小説家になりたい時が一番小説が書けない
小説家になりたい、と思う時が多々ある。
書くことが、趣味や日常の選択肢にあったひとであれば、誰しもが思うことだ。
俺が仮面ライダーをつくるとしたら、どんなライダーにするだろう。推しカプはふだんどんな会話をするだろう。死んだはずのあのキャラが今も生きてたら。敵キャラのアイツを俺なら主人公にして書くのに。5人組のあの子たちのなかに男性キャラがいたとしたら。
そんなことを考えて、休日前の宵の潰しに、ダラダラと思いつくことを書いてみることはよくやることだ。
書くことというのは紙が簡単に手に入る現代においては、安価な趣味になりうる。それだけで時間が潰せるというのは、歳をとると価値あるものだったと今にして思う。
ただ、最近においてはどうもそういうことができない。空想の翼がいつのまにか消え失せて地面に叩きつけられる。飛ぶことが当たり前の鳥は自分の身に何が起きたのかさえわからない。

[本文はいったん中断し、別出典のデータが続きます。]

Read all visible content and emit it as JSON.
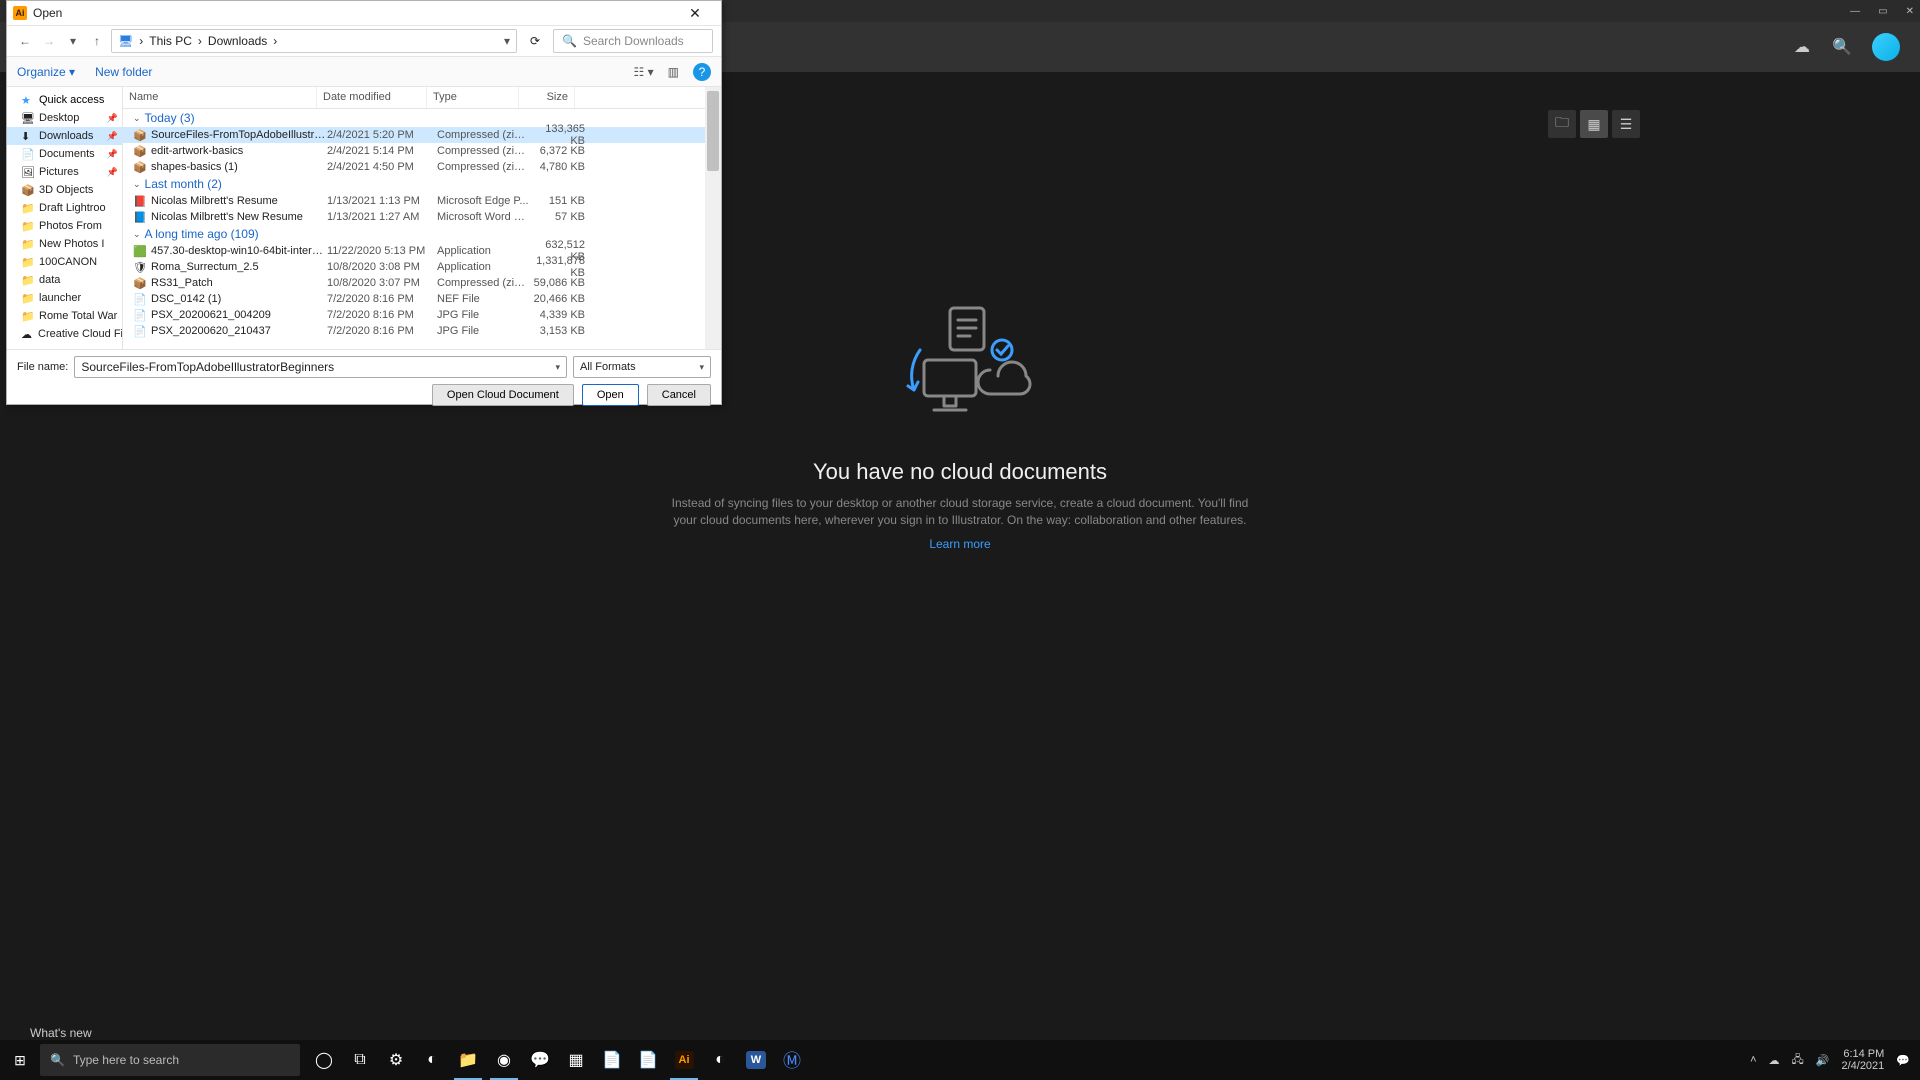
{
  "ai": {
    "window_controls": {
      "min": "—",
      "restore": "▭",
      "close": "✕"
    },
    "cloud": {
      "heading": "You have no cloud documents",
      "body": "Instead of syncing files to your desktop or another cloud storage service, create a cloud document. You'll find your cloud documents here, wherever you sign in to Illustrator. On the way: collaboration and other features.",
      "learn_more": "Learn more"
    },
    "whats_new": "What's new"
  },
  "dialog": {
    "title": "Open",
    "breadcrumb": [
      "This PC",
      "Downloads"
    ],
    "search_placeholder": "Search Downloads",
    "organize": "Organize",
    "new_folder": "New folder",
    "columns": {
      "name": "Name",
      "date": "Date modified",
      "type": "Type",
      "size": "Size"
    },
    "tree": [
      {
        "label": "Quick access",
        "icon": "★",
        "kind": "qa"
      },
      {
        "label": "Desktop",
        "icon": "🖥",
        "pin": true
      },
      {
        "label": "Downloads",
        "icon": "⬇",
        "pin": true,
        "selected": true
      },
      {
        "label": "Documents",
        "icon": "📄",
        "pin": true
      },
      {
        "label": "Pictures",
        "icon": "🖼",
        "pin": true
      },
      {
        "label": "3D Objects",
        "icon": "📦"
      },
      {
        "label": "Draft Lightroo",
        "icon": "📁"
      },
      {
        "label": "Photos From",
        "icon": "📁"
      },
      {
        "label": "New Photos I",
        "icon": "📁"
      },
      {
        "label": "100CANON",
        "icon": "📁"
      },
      {
        "label": "data",
        "icon": "📁"
      },
      {
        "label": "launcher",
        "icon": "📁"
      },
      {
        "label": "Rome Total War",
        "icon": "📁"
      },
      {
        "label": "Creative Cloud Fil",
        "icon": "☁"
      }
    ],
    "groups": [
      {
        "title": "Today (3)",
        "rows": [
          {
            "icon": "📦",
            "name": "SourceFiles-FromTopAdobeIllustratorBeg...",
            "date": "2/4/2021 5:20 PM",
            "type": "Compressed (zipp...",
            "size": "133,365 KB",
            "selected": true
          },
          {
            "icon": "📦",
            "name": "edit-artwork-basics",
            "date": "2/4/2021 5:14 PM",
            "type": "Compressed (zipp...",
            "size": "6,372 KB"
          },
          {
            "icon": "📦",
            "name": "shapes-basics (1)",
            "date": "2/4/2021 4:50 PM",
            "type": "Compressed (zipp...",
            "size": "4,780 KB"
          }
        ]
      },
      {
        "title": "Last month (2)",
        "rows": [
          {
            "icon": "📕",
            "name": "Nicolas Milbrett's Resume",
            "date": "1/13/2021 1:13 PM",
            "type": "Microsoft Edge P...",
            "size": "151 KB"
          },
          {
            "icon": "📘",
            "name": "Nicolas Milbrett's New Resume",
            "date": "1/13/2021 1:27 AM",
            "type": "Microsoft Word D...",
            "size": "57 KB"
          }
        ]
      },
      {
        "title": "A long time ago (109)",
        "rows": [
          {
            "icon": "🟩",
            "name": "457.30-desktop-win10-64bit-internationa...",
            "date": "11/22/2020 5:13 PM",
            "type": "Application",
            "size": "632,512 KB"
          },
          {
            "icon": "🛡",
            "name": "Roma_Surrectum_2.5",
            "date": "10/8/2020 3:08 PM",
            "type": "Application",
            "size": "1,331,878 KB"
          },
          {
            "icon": "📦",
            "name": "RS31_Patch",
            "date": "10/8/2020 3:07 PM",
            "type": "Compressed (zipp...",
            "size": "59,086 KB"
          },
          {
            "icon": "📄",
            "name": "DSC_0142 (1)",
            "date": "7/2/2020 8:16 PM",
            "type": "NEF File",
            "size": "20,466 KB"
          },
          {
            "icon": "📄",
            "name": "PSX_20200621_004209",
            "date": "7/2/2020 8:16 PM",
            "type": "JPG File",
            "size": "4,339 KB"
          },
          {
            "icon": "📄",
            "name": "PSX_20200620_210437",
            "date": "7/2/2020 8:16 PM",
            "type": "JPG File",
            "size": "3,153 KB"
          }
        ]
      }
    ],
    "file_name_label": "File name:",
    "file_name_value": "SourceFiles-FromTopAdobeIllustratorBeginners",
    "format": "All Formats",
    "buttons": {
      "cloud": "Open Cloud Document",
      "open": "Open",
      "cancel": "Cancel"
    }
  },
  "taskbar": {
    "search_placeholder": "Type here to search",
    "time": "6:14 PM",
    "date": "2/4/2021",
    "icons": [
      "◯",
      "⧉",
      "⚙",
      "◐",
      "📁",
      "◉",
      "💬",
      "▦",
      "📄",
      "📄",
      "Ai",
      "◐",
      "W",
      "M"
    ]
  }
}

書き連ねていくことが当たり前だったはずなのに、その当たり前がすこしの"もしや"が頭をもたげた瞬間に崩れてしまう。
小説家になることができれば。
自分が思いついたままに書いている今の状態をほんの少しコントロールして。流行りの異世界転生ものなり、スカッとジャパン系なり、デスゲームなりを書上げ。それが書籍化されて上手いこと毎年幾分かのお金が入って来ないだろうか。
そう考え、ノートを広げてみると。
今まで書けてたものがとたんに書けなくなる。
創作論を読み込んだり、映画を見たりしても何も思いつかない。なんとか、書いてみても、どうもむかしのような楽しい気持ちにならない。
気づいたら夕方になっていて、その代償に自分の読みたいものが詰まった短編ができている、みたいなことがなくなるのだ。
アイデアをコントロールする、というのはとても難しいものだ。
思いつき、というのは再現性に乏しい。
映画を見たり、文学を読んでいると思いつくこともあれば。アニメを見たり、ゲーム実況を見ているときに思いつくことがある。
しかも小説を書いてやろう、と思ってもいないときに見ているときに、思いつくのだ。
傑作を書くために勉強しようと思って読んだり、見たりすると思いつかない。そういう時の読書は文章に意識が向きすぎたり、映像に集中しすぎる。
アイデアは、読む合間、観る合間の思考の寄り道で思いつく。これをコントロールするのが難しい。
だからこそ、休日に小説家になるぞ、と考えて机に向かったりする日は、一番、小説家から遠のく日になっている。そう思う時がある。